A263V | tsl-PA; A263V | tsl-PB; A263V | tsl-PC
Site of nucleotide substitution in mutant inferred by FlyBase based on reported amino acid change.
The pole-hole phenotype in early embryonic stage and the patterning defects in late embryonic stage (i.e. head and telson defects in cuticle preparations) displayed by tsl4/tsl3 transheterozygotes are not suppressed by gclrev390 heterozygosity or homozygosity.
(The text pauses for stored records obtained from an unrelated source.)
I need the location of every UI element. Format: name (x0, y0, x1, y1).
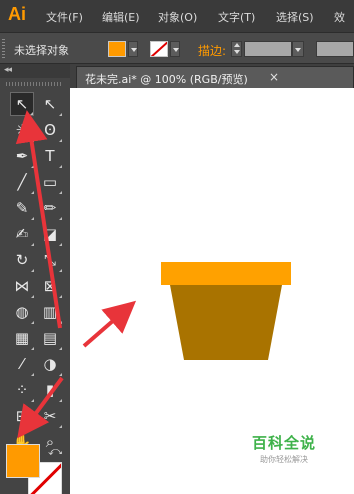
line-segment-tool-icon[interactable]: ╱ (10, 170, 34, 194)
collapse-panel-icon[interactable]: ◂◂ (4, 65, 12, 75)
stroke-dropdown-arrow-icon[interactable] (170, 41, 180, 57)
tool-flyout-indicator-icon (59, 139, 62, 142)
stroke-weight-stepper[interactable] (231, 41, 242, 57)
tool-flyout-indicator-icon (59, 347, 62, 350)
pencil-tool-icon[interactable]: ✏ (38, 196, 62, 220)
flower-pot-body-shape[interactable] (170, 285, 282, 360)
direct-selection-tool-icon[interactable]: ↖ (38, 92, 62, 116)
tool-flyout-indicator-icon (31, 243, 34, 246)
menu-type[interactable]: 文字(T) (218, 9, 255, 25)
menu-edit[interactable]: 编辑(E) (102, 9, 140, 25)
document-canvas[interactable]: 花未完.ai* @ 100% (RGB/预览) × 百科全说 助你轻松解决 (70, 64, 354, 494)
menu-effect[interactable]: 效 (334, 9, 345, 25)
symbol-sprayer-tool-icon[interactable]: ⁘ (10, 378, 34, 402)
stroke-weight-dropdown-icon[interactable] (292, 41, 304, 57)
selection-status: 未选择对象 (14, 44, 69, 57)
blend-tool-icon[interactable]: ◑ (38, 352, 62, 376)
variable-width-profile-field[interactable] (316, 41, 354, 57)
lasso-tool-icon[interactable]: ʘ (38, 118, 62, 142)
eraser-tool-icon[interactable]: ◪ (38, 222, 62, 246)
tool-flyout-indicator-icon (59, 165, 62, 168)
document-tab-title: 花未完.ai* @ 100% (RGB/预览) (85, 73, 248, 86)
tools-panel: ◂◂ ↖ ↖ ✳ ʘ ✒ T ╱ ▭ ✎ ✏ ✍ ◪ ↻ ⤡ ⋈ ⊠ ◍ ▥ ▦ ▤ ⁄ ◑ ⁘ ▮ ⊞ ✂ ✋ ⌕ ⤺ (0, 64, 70, 494)
rotate-tool-icon[interactable]: ↻ (10, 248, 34, 272)
menu-file[interactable]: 文件(F) (46, 9, 83, 25)
tool-flyout-indicator-icon (31, 269, 34, 272)
pen-tool-icon[interactable]: ✒ (10, 144, 34, 168)
watermark-title: 百科全说 (252, 434, 317, 452)
tool-flyout-indicator-icon (59, 217, 62, 220)
gradient-tool-icon[interactable]: ▤ (38, 326, 62, 350)
tool-flyout-indicator-icon (59, 399, 62, 402)
stroke-label[interactable]: 描边: (198, 42, 226, 59)
magic-wand-tool-icon[interactable]: ✳ (10, 118, 34, 142)
mesh-tool-icon[interactable]: ▦ (10, 326, 34, 350)
tool-flyout-indicator-icon (59, 321, 62, 324)
stepper-down-icon[interactable] (234, 50, 240, 54)
fill-color-box[interactable] (6, 444, 40, 478)
flower-pot-rim[interactable] (161, 262, 291, 285)
tool-flyout-indicator-icon (30, 112, 33, 115)
rectangle-tool-icon[interactable]: ▭ (38, 170, 62, 194)
perspective-grid-tool-icon[interactable]: ▥ (38, 300, 62, 324)
document-tab-bar: 花未完.ai* @ 100% (RGB/预览) × (70, 64, 354, 88)
tool-flyout-indicator-icon (31, 399, 34, 402)
tool-flyout-indicator-icon (31, 191, 34, 194)
menu-bar: Ai 文件(F) 编辑(E) 对象(O) 文字(T) 选择(S) 效 (0, 0, 354, 32)
tool-flyout-indicator-icon (31, 217, 34, 220)
scale-tool-icon[interactable]: ⤡ (38, 248, 62, 272)
flower-pot-body[interactable] (170, 285, 282, 360)
app-logo: Ai (8, 4, 26, 24)
control-bar-grip[interactable] (2, 39, 5, 59)
tool-flyout-indicator-icon (59, 113, 62, 116)
stroke-weight-input[interactable] (244, 41, 292, 57)
shape-builder-tool-icon[interactable]: ◍ (10, 300, 34, 324)
tool-flyout-indicator-icon (59, 269, 62, 272)
tool-flyout-indicator-icon (59, 243, 62, 246)
tool-flyout-indicator-icon (59, 191, 62, 194)
selection-tool-icon[interactable]: ↖ (10, 92, 34, 116)
watermark-subtitle: 助你轻松解决 (260, 455, 308, 464)
tools-panel-header: ◂◂ (0, 64, 70, 78)
tools-panel-grip[interactable] (6, 82, 62, 86)
tool-flyout-indicator-icon (31, 373, 34, 376)
tool-flyout-indicator-icon (31, 347, 34, 350)
watermark: 百科全说 助你轻松解决 (252, 432, 316, 465)
stepper-up-icon[interactable] (234, 43, 240, 47)
artboard-tool-icon[interactable]: ⊞ (10, 404, 34, 428)
tool-flyout-indicator-icon (31, 165, 34, 168)
type-tool-icon[interactable]: T (38, 144, 62, 168)
width-tool-icon[interactable]: ⋈ (10, 274, 34, 298)
menu-object[interactable]: 对象(O) (158, 9, 197, 25)
tool-flyout-indicator-icon (31, 321, 34, 324)
free-transform-tool-icon[interactable]: ⊠ (38, 274, 62, 298)
menu-select[interactable]: 选择(S) (276, 9, 314, 25)
control-bar: 未选择对象 描边: (0, 32, 354, 64)
tool-flyout-indicator-icon (59, 425, 62, 428)
paintbrush-tool-icon[interactable]: ✎ (10, 196, 34, 220)
tool-flyout-indicator-icon (31, 295, 34, 298)
tool-flyout-indicator-icon (31, 139, 34, 142)
fill-color-swatch[interactable] (108, 41, 126, 57)
tool-flyout-indicator-icon (59, 373, 62, 376)
eyedropper-tool-icon[interactable]: ⁄ (10, 352, 34, 376)
tool-flyout-indicator-icon (31, 425, 34, 428)
close-icon[interactable]: × (269, 70, 279, 84)
swap-fill-stroke-icon[interactable]: ⤺ (48, 444, 61, 459)
blob-brush-tool-icon[interactable]: ✍ (10, 222, 34, 246)
slice-tool-icon[interactable]: ✂ (38, 404, 62, 428)
column-graph-tool-icon[interactable]: ▮ (38, 378, 62, 402)
stroke-color-swatch[interactable] (150, 41, 168, 57)
document-tab[interactable]: 花未完.ai* @ 100% (RGB/预览) × (76, 66, 354, 88)
fill-dropdown-arrow-icon[interactable] (128, 41, 138, 57)
tool-flyout-indicator-icon (59, 295, 62, 298)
The decreased primordial germ cells in gclrev390 homozygous early embryos (i.e. mitotic cycles 12/13) is fully suppressed by tsl4/tsl3 transheterozygosity, but not by tsl4 heterozygosity. tsl4/tsl3, gclrev390/+ and tsl4/tsl3, gclrev390/gclrev390 double mutants do not present any obvious defects in either centrosome positioning or cell division of primordial germ cells in the early embryo, as compared to controls.
Four copies of the bcd gene (bcd+t8.7 or bcd+t8) are able to rescue some anterior structures in about 40% of tsl4 derived embryos. However not all embryos with rescued labrum and dorsal bridge have a perfectly aligned head skeleton. Occasionally embryos survive long enough to hatch and move around.